For T1, this was not a perfect game. It was better than perfect for a contender: it was a test of resilience. In League of Legends terms, they won a game where the opponent got the fight count they wanted, and that makes the 2 - 0 series lead feel even heavier heading into the next MSI map.
Polymarket Market
The market read the winner correctly, but not the texture of the game. T1 closed Game 2 at 80%, and the favorite delivered, consistent with the pre-series lean of 92% for T1 against 8% for Team Liquid. What the market did not fully capture was how close Team Liquid’s draft tools came to creating real danger: the kill lead, Nocturne tempo, and Varus damage all showed why the upset path existed. Still, execution and objective control separated the teams. After the result, the series market moved from Team Liquid 3% and T1 97% at draft close to Team Liquid 1% and T1 99%, a -2.3pp swing that says Game 3 is now about survival.
Match Stats
| Player | Team | Champion | Role | K/D/A | GoldDiff@15 | DMG% |
|---|---|---|---|---|---|---|
| Peyz | T1 | Lucian | Bot | 16/8/8 | -5 | 38.7% |
| Oner | T1 | Lee Sin | Jungle | 5/7/14 | -982 | 14.2% |
| Faker | T1 | Lissandra | Mid | 2/8/18 | -462 | 22.3% |
| Keria | T1 | Milio | Support | 1/6/20 | -170 | 5.0% |
| Doran | T1 | Jayce | Top | 5/3/8 | +854 | 19.7% |
| Yeon | Team Liquid | Varus | Bot | 14/4/8 | +5 | 29.0% |
| Josedeodo | Team Liquid | Nocturne | Jungle | 4/7/18 | +982 | 15.4% |
| Quid | Team Liquid | Sylas | Mid | 8/7/19 | +462 | 29.0% |
| CoreJJ | Team Liquid | Alistar | Support | 1/8/21 | +170 | 3.6% |
| Morgan | Team Liquid | Rumble | Top | 4/3/13 | -854 | 23.0% |
FAQ
Q: Did Team Liquid’s draft advantage actually show up in Game 2?

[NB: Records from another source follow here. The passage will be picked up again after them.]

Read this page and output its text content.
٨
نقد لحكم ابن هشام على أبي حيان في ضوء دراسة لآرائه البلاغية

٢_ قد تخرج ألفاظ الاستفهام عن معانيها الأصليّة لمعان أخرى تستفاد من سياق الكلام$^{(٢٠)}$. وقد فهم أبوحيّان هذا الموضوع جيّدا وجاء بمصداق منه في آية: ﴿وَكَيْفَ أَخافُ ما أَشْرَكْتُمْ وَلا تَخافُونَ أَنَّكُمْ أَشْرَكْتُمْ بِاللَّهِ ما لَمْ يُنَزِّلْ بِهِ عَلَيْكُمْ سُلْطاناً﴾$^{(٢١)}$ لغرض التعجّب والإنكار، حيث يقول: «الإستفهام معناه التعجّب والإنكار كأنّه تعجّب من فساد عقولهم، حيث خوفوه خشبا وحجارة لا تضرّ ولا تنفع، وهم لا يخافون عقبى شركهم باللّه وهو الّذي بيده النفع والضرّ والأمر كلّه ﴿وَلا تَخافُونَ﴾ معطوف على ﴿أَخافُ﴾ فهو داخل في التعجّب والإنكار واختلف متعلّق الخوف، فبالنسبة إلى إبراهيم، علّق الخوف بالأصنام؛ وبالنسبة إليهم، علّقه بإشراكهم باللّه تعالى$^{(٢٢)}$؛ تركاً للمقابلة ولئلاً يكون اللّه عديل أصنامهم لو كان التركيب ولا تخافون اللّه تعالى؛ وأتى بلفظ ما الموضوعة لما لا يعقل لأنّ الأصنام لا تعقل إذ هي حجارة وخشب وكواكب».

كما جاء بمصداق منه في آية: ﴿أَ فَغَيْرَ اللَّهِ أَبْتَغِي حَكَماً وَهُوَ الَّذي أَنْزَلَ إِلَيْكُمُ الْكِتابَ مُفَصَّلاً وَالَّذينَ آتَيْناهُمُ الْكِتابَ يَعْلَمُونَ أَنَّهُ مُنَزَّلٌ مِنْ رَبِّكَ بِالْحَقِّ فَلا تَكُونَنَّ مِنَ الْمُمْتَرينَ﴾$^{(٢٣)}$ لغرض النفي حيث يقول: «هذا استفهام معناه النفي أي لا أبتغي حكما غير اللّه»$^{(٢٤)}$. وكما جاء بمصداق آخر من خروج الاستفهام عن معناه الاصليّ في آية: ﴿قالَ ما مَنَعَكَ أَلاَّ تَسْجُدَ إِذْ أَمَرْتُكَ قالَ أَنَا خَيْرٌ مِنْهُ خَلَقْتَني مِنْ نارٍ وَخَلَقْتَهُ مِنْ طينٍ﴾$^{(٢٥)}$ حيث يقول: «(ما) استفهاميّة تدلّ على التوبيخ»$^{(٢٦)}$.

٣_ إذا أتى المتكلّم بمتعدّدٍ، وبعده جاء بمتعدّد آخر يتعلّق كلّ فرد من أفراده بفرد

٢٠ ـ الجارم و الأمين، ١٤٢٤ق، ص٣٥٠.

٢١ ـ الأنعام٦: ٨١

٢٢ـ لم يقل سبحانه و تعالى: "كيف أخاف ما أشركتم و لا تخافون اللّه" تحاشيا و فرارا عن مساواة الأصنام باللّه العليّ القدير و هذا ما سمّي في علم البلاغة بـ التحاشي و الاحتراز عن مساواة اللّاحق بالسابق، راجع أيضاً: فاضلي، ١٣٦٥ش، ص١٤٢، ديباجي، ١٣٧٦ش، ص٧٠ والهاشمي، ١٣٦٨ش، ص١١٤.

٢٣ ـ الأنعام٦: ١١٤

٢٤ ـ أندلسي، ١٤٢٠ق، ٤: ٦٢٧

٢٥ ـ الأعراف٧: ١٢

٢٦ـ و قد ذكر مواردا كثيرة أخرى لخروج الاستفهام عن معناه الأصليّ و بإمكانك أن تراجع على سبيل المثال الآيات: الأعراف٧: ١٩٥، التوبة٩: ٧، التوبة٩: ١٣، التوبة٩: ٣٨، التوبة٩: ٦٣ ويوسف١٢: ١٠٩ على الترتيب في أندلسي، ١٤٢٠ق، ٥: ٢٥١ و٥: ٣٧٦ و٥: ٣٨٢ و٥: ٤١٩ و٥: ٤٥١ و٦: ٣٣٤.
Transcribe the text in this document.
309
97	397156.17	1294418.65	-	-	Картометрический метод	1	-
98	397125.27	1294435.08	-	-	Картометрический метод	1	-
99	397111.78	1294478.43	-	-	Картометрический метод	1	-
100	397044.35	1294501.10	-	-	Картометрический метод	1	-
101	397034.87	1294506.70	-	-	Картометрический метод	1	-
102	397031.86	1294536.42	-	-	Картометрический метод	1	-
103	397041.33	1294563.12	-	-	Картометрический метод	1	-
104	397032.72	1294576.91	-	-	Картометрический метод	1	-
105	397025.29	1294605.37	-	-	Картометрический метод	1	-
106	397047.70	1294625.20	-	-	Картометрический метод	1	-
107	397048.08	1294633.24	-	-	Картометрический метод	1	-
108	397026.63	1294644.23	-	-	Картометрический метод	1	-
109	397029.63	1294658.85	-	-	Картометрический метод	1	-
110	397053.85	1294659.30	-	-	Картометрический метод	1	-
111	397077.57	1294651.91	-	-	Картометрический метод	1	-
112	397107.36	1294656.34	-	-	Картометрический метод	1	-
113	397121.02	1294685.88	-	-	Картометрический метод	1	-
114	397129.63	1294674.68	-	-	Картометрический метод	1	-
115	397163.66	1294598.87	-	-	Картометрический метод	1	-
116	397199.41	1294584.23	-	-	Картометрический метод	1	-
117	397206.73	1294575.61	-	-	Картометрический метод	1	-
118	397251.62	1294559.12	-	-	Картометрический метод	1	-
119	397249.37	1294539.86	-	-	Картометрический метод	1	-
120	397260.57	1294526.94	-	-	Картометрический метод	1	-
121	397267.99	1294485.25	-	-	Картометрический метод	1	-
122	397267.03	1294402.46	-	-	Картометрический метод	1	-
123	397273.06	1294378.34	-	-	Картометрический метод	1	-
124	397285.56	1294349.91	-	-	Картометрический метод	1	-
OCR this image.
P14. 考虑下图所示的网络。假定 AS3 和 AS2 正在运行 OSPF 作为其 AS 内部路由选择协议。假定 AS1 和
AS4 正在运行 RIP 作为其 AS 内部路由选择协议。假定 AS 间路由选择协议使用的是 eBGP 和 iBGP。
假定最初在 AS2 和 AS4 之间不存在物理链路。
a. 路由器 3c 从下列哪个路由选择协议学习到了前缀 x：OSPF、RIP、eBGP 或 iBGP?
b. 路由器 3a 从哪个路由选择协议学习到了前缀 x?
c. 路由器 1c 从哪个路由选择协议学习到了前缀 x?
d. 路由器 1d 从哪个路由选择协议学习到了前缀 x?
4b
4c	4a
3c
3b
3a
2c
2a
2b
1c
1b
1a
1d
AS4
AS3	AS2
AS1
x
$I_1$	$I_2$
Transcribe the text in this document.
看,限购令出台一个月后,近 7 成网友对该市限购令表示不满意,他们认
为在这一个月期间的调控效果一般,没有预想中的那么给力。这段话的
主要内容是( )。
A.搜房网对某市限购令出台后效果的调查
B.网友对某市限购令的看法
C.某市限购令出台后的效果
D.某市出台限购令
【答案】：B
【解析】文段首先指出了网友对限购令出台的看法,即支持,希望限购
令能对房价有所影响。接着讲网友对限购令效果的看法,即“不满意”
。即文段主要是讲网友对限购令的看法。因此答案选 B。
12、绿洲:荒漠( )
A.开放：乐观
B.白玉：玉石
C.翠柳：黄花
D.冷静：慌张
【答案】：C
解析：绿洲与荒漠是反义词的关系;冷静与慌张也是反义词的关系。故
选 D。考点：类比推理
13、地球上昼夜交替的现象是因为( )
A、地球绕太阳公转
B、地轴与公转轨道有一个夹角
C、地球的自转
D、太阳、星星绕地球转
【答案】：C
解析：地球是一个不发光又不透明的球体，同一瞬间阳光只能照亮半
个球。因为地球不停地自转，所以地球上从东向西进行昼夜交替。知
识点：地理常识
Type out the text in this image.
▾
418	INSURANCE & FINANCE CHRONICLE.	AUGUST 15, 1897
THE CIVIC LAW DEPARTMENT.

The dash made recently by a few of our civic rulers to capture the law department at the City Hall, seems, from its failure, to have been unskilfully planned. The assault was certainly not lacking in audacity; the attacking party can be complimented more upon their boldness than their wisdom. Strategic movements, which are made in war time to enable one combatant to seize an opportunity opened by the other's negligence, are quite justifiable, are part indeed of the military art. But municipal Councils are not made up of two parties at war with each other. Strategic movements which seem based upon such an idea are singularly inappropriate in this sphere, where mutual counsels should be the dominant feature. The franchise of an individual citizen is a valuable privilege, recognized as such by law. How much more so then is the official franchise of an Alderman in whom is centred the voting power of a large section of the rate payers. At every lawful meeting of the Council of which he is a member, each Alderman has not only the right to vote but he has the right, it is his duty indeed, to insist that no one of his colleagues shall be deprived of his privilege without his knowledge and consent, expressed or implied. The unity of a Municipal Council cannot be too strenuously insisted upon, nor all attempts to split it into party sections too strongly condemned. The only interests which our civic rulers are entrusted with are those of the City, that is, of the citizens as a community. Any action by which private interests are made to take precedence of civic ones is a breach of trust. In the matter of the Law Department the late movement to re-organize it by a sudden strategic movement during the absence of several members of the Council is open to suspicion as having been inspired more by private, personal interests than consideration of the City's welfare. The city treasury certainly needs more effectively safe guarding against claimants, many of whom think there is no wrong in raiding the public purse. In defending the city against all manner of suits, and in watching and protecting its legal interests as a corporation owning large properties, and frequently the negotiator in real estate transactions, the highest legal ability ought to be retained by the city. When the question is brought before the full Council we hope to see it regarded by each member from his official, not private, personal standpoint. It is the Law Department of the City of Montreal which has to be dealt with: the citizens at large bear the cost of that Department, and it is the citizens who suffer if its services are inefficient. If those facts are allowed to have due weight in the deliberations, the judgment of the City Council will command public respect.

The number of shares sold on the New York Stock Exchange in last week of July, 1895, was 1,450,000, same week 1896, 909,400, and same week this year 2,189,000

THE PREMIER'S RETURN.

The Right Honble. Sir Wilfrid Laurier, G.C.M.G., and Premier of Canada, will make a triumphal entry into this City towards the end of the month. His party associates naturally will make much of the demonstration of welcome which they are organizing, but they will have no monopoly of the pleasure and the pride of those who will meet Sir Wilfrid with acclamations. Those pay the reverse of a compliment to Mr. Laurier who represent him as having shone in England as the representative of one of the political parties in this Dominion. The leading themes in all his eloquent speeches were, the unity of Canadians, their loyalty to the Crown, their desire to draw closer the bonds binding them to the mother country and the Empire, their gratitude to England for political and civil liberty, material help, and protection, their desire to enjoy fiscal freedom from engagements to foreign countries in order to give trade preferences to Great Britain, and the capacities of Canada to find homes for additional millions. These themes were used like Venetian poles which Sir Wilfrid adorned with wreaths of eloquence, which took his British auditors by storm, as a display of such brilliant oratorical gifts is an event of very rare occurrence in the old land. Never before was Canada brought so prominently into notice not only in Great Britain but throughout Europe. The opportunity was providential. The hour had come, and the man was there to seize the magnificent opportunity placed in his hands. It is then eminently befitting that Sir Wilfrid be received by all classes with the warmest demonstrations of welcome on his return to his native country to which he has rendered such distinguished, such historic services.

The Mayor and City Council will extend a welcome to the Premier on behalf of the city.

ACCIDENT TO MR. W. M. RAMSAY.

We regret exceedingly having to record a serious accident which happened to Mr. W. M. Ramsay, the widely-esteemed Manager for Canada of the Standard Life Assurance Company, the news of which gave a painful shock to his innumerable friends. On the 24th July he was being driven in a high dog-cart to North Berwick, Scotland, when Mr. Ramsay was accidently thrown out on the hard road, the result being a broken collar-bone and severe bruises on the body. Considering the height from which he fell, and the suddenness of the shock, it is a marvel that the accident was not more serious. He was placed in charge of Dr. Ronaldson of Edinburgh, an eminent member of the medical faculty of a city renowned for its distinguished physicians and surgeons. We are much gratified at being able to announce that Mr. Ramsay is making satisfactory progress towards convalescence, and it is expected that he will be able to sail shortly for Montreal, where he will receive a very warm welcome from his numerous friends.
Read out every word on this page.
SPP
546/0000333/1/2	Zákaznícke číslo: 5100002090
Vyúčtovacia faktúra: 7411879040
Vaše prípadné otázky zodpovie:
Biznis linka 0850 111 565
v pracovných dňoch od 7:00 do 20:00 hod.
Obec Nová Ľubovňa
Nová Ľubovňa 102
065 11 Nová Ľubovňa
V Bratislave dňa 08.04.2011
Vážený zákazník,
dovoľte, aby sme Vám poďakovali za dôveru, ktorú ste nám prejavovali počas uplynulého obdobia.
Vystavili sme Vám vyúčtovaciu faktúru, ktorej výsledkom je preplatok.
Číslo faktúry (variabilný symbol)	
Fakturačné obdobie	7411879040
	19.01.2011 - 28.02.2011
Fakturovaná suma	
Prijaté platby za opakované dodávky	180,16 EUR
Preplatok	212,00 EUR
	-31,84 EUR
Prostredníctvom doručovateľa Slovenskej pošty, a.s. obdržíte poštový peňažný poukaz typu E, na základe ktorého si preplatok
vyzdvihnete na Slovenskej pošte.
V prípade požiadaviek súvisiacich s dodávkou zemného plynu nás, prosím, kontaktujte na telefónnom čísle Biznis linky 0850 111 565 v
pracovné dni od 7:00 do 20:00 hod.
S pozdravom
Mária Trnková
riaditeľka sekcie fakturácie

It showed up in pressure, especially through Josedeodo on Nocturne at +982 GoldDiff@15, but it did not become control because T1 still secured 4 dragons and 2 barons.
Q: Why was Peyz the difference for T1 despite Team Liquid having more kills?
Peyz finished 16/8/8 on Lucian with 38.7% damage, giving T1 the sustained carry threat they needed to turn objectives into the win.